The fun part is the parsing of the activity. In DjangoLDP the InboxView contains various logic for handling different kinds of activity. Under the hood, the star of the show is a recursive function get_or_create_nested_backlinks, which, given a nested tree of objects, will recursively resolve each node, getting an existing backlink if possible, or creating one. It is wrapped in an atomic operation so that everything is completed successfully, or nothing, in the case of an error.

for item in obj.items():
  ...
  item_model = Model.get_subclass_with_rdf_type(item_value['@type'])
  ...

  # push nested object as a branch
  backlink = self._get_or_create_nested_backlinks(item_value, item_model)
  branches[item[0]] = backlink

This essentially reconstructs the tree of sub-objects (sent in JSON) into a tree of Django objects which we know how to deal with. With this, the function makes a call to get_or_create the referenced top-level object (for this depth of recursion), and returns the associated instance. get_or_create_external is just a variation of this, which throws an ObjectDoesNotExist exception if it’s passed a local object which does not exist (Nantes should not be able to invent Parisian resources!)

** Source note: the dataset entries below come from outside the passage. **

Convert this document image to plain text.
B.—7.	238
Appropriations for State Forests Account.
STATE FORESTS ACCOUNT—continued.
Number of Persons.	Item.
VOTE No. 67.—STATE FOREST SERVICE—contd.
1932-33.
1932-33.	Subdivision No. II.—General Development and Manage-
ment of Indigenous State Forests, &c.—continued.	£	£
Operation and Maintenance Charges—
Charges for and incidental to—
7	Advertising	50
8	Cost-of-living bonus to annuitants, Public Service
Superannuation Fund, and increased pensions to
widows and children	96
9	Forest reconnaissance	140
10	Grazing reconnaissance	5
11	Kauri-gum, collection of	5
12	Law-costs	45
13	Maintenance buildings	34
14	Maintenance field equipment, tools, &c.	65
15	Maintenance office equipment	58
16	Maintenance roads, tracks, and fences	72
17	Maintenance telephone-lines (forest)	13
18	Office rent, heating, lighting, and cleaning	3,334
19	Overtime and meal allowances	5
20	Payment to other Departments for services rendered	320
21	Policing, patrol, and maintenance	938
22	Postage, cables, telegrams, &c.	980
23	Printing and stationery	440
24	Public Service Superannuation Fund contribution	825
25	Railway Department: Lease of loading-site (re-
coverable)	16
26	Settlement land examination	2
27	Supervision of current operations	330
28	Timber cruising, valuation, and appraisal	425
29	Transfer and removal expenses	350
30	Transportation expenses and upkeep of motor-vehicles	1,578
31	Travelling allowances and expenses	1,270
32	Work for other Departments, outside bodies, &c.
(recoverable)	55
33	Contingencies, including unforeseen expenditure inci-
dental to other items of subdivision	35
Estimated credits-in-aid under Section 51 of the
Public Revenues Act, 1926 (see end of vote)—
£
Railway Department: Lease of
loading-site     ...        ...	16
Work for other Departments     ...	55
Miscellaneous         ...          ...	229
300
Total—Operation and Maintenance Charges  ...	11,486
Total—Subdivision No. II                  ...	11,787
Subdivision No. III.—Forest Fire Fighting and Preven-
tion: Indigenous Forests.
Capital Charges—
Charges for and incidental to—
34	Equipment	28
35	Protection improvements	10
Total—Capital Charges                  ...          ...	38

# get or create the backlink
try:
  external = Model.get_or_create_external(object_model, obj['@id'], update=update, **branches)

  # creating followers, to inform distant resource of changes to local connection
  if Model.is_external(external):
    # this is handled with Followers, where each local child of the branch is followed by its external parent
    for item in obj.items():
      ...
      if not Model.is_external(urlid):
        ActivityPubService.save_follower_for_target(external.urlid, urlid)

  return external

# this will be raised when the object was local, but it didn't exist
except ObjectDoesNotExist:
  raise Http404()

The middle chunk of code here handles the creating of Followers for the sender’s resources. A follower is an inbox subscribing to the resource, who would like to be notified of future changes to its connections. In our example, Paris wanted to know that Bob had joined a distant circle, but if Bob deletes his account, Nantes will also need to be informed that he should be removed from their circle.

The Result

Parisian Bob can now be happy in the knowledge that using one applicaiton he can access his circles in Paris, Nantes, London and New York. Using the right front-end application he could also access his social media posts from a totally unrelated service. It’s all thanks to the power of semantic web standards like Linked Data Protocol and ActivityStreams.

I’ve outlined in this dev diary how federation works in version 0.7 of DjangoLDP. At the time of publishing it’s a little outdated and we have some swanky new systems :-)

In a future blogpost I’ll show off a new ActivityQueueService, an asynchronous Activity queue which we use to protect the federation from inconsistencies (e.g. what if Paris is offline when Bob joins a circle in Nantes?)